2. The method for extracting polyhydroxy fatty acid esters according to claim 1, characterized in that, The chelating agent mentioned in step S1 includes ethylenediaminetetraacetic acid.
3. The method for extracting polyhydroxy fatty acid esters according to claim 1, characterized in that, The concentration of the chelating agent in step S1 in the reaction system is 0.5-2 g / L.
4. The method for extracting polyhydroxy fatty acid esters according to claim 1, characterized in that, The concentration of lysozyme in the reaction system in step S1 is 0.1-1.5 g / L.
5. The method for extracting polyhydroxy fatty acid esters according to claim 1, characterized in that, The reaction time in step S1 is 15-45 min.

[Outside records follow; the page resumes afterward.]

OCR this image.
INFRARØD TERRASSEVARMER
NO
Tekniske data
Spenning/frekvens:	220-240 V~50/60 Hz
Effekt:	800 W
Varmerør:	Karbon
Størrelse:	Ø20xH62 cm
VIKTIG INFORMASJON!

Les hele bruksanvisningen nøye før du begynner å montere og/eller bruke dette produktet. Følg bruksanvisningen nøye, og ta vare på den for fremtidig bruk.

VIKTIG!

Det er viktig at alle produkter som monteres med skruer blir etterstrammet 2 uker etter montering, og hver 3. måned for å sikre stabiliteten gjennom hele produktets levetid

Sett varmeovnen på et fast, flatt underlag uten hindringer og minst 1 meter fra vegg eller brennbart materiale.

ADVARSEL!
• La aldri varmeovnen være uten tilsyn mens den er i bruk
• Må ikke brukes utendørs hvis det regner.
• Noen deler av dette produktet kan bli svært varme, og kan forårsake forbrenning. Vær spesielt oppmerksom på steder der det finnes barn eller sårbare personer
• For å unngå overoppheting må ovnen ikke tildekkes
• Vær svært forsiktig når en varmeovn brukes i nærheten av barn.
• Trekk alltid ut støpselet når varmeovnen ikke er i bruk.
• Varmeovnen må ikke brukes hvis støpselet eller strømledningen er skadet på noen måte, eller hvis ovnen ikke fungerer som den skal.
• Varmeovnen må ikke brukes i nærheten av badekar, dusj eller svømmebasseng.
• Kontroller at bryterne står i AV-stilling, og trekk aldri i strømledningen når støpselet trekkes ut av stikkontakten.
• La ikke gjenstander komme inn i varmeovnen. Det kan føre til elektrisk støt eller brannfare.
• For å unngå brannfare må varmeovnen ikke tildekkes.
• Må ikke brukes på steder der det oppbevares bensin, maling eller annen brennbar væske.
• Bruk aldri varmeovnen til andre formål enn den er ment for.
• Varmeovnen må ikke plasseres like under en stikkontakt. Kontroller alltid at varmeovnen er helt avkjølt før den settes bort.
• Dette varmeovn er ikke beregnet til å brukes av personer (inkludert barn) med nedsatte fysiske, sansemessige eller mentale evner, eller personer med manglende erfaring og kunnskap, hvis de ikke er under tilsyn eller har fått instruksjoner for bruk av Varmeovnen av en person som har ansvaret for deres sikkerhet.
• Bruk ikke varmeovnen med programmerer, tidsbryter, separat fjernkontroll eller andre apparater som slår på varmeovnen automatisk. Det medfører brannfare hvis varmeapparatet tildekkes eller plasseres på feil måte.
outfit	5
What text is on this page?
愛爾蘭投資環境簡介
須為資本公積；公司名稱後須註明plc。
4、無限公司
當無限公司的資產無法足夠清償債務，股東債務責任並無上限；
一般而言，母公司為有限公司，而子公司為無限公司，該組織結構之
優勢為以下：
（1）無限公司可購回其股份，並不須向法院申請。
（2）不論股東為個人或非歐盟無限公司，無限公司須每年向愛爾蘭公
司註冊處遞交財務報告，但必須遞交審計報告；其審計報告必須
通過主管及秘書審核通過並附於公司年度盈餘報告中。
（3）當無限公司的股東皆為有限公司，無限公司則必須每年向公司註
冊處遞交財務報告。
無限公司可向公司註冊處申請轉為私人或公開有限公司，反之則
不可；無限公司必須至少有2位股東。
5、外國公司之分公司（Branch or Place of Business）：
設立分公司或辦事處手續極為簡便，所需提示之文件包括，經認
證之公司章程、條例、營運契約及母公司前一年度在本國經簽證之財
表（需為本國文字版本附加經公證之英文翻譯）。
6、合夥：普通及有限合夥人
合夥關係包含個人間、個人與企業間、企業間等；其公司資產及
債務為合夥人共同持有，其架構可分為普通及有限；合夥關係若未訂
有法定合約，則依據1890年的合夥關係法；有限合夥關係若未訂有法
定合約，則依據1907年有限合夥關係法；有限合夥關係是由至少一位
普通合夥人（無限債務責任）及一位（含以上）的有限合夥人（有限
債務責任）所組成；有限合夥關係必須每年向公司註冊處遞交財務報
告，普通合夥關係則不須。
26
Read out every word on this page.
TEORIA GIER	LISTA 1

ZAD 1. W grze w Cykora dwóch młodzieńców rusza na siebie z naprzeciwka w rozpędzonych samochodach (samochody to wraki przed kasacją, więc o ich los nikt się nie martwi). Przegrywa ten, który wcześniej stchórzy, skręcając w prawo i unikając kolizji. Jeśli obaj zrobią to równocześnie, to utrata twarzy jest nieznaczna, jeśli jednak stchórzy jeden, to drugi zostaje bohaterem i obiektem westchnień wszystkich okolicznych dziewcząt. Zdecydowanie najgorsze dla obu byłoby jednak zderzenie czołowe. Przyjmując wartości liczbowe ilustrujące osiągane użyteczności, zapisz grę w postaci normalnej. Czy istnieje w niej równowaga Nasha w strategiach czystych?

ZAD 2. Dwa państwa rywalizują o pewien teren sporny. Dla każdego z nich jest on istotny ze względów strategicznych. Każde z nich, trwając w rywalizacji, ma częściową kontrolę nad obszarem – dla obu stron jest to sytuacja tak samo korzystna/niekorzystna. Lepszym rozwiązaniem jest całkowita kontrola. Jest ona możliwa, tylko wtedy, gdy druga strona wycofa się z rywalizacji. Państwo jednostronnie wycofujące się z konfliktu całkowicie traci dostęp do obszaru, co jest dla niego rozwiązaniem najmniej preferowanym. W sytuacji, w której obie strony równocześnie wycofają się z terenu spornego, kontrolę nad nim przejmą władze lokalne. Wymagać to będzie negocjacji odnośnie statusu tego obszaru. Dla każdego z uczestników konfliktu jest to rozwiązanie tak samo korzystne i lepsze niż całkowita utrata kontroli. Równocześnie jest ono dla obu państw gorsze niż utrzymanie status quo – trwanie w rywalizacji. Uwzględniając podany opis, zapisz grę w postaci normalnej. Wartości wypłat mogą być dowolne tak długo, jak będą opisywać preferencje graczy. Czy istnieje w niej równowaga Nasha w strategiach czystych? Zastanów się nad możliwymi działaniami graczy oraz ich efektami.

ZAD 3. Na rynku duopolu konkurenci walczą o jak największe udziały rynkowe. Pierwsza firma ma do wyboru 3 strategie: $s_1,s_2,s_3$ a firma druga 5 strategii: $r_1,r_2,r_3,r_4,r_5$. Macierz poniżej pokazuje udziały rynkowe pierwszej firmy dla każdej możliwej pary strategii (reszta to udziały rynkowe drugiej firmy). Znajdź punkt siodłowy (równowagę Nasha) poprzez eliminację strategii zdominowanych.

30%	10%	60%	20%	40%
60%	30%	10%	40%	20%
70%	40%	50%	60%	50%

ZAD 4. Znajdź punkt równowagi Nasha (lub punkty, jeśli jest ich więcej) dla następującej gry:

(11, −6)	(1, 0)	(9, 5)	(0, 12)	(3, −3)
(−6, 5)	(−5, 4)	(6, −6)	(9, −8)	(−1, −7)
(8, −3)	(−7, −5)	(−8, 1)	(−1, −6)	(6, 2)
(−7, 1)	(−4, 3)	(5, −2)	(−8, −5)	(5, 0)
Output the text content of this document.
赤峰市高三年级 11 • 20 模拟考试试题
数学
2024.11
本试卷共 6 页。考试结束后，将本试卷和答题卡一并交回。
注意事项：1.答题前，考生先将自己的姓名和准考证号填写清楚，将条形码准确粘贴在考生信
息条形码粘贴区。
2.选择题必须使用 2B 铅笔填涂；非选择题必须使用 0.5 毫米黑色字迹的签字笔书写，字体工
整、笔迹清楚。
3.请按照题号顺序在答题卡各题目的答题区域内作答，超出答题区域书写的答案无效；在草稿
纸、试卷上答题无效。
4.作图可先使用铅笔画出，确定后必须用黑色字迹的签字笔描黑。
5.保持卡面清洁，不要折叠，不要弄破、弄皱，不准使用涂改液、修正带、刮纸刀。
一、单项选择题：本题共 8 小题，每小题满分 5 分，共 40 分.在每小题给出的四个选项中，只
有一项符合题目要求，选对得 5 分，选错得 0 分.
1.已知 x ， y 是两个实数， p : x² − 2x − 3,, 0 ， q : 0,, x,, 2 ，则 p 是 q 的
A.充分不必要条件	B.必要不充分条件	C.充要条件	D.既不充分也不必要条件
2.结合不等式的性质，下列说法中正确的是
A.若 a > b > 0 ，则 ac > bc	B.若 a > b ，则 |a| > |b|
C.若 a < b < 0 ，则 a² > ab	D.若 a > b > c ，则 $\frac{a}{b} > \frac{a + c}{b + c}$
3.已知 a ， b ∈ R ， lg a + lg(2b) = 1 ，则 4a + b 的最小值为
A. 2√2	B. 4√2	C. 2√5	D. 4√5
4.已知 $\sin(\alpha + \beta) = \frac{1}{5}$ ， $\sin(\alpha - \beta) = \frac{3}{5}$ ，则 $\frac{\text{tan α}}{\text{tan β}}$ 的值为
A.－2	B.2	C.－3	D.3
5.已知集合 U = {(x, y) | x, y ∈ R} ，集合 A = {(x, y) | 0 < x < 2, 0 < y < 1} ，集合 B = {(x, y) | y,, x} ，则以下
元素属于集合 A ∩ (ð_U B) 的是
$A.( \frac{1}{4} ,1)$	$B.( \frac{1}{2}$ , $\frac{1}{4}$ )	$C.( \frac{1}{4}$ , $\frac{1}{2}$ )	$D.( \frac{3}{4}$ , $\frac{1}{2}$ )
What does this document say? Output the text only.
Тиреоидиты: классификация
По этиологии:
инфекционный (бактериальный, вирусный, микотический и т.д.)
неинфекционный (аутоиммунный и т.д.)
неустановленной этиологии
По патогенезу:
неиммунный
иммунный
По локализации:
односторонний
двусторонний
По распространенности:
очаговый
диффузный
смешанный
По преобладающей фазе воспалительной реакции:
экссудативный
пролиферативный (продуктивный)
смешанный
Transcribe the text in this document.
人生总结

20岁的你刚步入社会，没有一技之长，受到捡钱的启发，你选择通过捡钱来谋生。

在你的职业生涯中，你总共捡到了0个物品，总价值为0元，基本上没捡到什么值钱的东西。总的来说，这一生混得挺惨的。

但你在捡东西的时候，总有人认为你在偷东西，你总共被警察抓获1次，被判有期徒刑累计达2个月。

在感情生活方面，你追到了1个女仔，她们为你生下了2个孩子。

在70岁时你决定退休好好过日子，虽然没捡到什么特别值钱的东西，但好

6. The method for extracting polyhydroxy fatty acid esters according to claim 1, characterized in that, The surfactant mentioned in step S2 includes at least one of Triton X-100, Tween-20, and Tween-80.
7. The method for extracting polyhydroxy fatty acid esters according to claim 1, characterized in that, The surfactant in step S2 has a volume percentage of 0.5%-1.25% in the reaction system.
8. The method for extracting polyhydroxy fatty acid esters according to claim 1, characterized in that, The reaction time in step S2 is 1-2.5 h.
9. The method for extracting polyhydroxy fatty acid esters according to claim 1, characterized in that, The pH conditions for the reaction described in step S2 are 6-8.
10. The method for extracting polyhydroxy fatty acid esters according to claim 1, characterized in that, Both steps S1 and S2 are performed at room temperature.